Retinopathy has been reported in women given high doses of tamoxifen,  but reports of ocular toxicity with conventional doses in randomized trials are inconsistent.  In one large trial and in preliminary results from the tamoxifen prevention trial, no vision-threatening toxic effects were found, but among women with preexisting cataracts there was a slightly increased risk of posterior subcapsular opacities and a slightly increased need for cataract surgery in those receiving tamoxifen.

An increased incidence of thromboembolic phenomena has also been attributed to tamoxifen in some but not all studies, especially when tamoxifen is combined with chemotherapy.  This complication occurs in fewer than 1 percent of patients given tamoxifen, but deaths due to thromboembolism have been reported.  Many of the patients described had superficial phlebitis and did not require hospitalization.

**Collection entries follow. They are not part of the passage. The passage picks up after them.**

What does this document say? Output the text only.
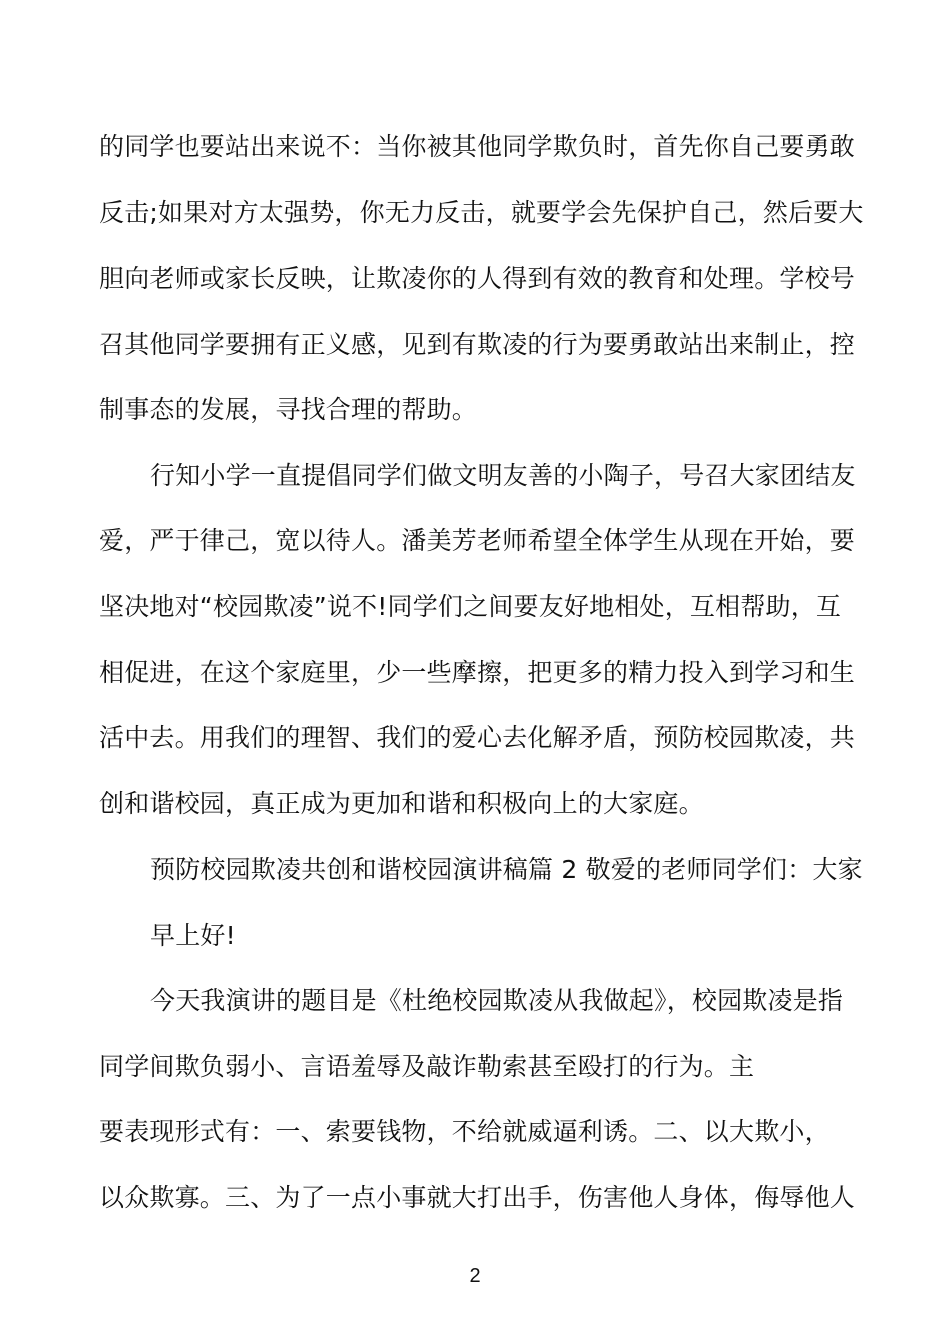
的同学也要站出来说不：当你被其他同学欺负时，首先你自己要勇敢
反击;如果对方太强势，你无力反击，就要学会先保护自己，然后要大
胆向老师或家长反映，让欺凌你的人得到有效的教育和处理。学校号
召其他同学要拥有正义感，见到有欺凌的行为要勇敢站出来制止，控
制事态的发展，寻找合理的帮助。
行知小学一直提倡同学们做文明友善的小陶子，号召大家团结友
爱，严于律己，宽以待人。潘美芳老师希望全体学生从现在开始，要
坚决地对“校园欺凌”说不!同学们之间要友好地相处，互相帮助，互
相促进，在这个家庭里，少一些摩擦，把更多的精力投入到学习和生
活中去。用我们的理智、我们的爱心去化解矛盾，预防校园欺凌，共
创和谐校园，真正成为更加和谐和积极向上的大家庭。
预防校园欺凌共创和谐校园演讲稿篇 2 敬爱的老师同学们：大家
早上好!
今天我演讲的题目是《杜绝校园欺凌从我做起》，校园欺凌是指
同学间欺负弱小、言语羞辱及敲诈勒索甚至殴打的行为。主
要表现形式有：一、索要钱物，不给就威逼利诱。二、以大欺小，
以众欺寡。三、为了一点小事就大打出手，伤害他人身体，侮辱他人
2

Moderate thrombocytopenia and leukopenia have been reported with tamoxifen, but they rarely require cessation of therapy.

Endometrial Cancer

The most serious adverse effect of tamoxifen is its potential tumor-promoting activity.   An increased incidence of liver tumors has been reported in rats, (but only a few cases of hepatoma have ever been reported in humans taking tamoxifen.  More serious is an increased incidence of endometrial cancer, similar to that in women receiving estrogen-replacement therapy; it has been reported in some but not all tamoxifen trials and may be related more to tamoxifen's estrogenic activity than to any direct carcinogenic effects. Nearly all reported endometrial cancers have been in postmenopausal women. In a large five-year trial of tamoxifen, the annual hazard rate was 1.7 per 1000 women, a relative risk of 2.2 as compared with population-based rates of endometrial cancer. Most of the cancers were of a low stage and grade, similar to those associated with estrogen therapy. In the most recent meta-analysis, the incidence of endometrial cancer was increased and the risk of mortality from endometrial cancer was slightly increased, especially with prolonged treatment.

Endometrial hyperplasia, the development of polyps, an increase in endometrial thickness, and ovarian cysts have also been attributed to tamoxifen. The value of routine screening for endometrial cancer in women receiving tamoxifen has not been established, but certainly any woman with unusual vaginal discharge or bleeding should be promptly evaluated. The large prospective trials of tamoxifen did not find a significantly increased incidence of other solid tumors,  and the reduction in the incidence of contralateral breast cancer (a more lethal disease) is about twice as large as the increase in the incidence of endometrial cancer.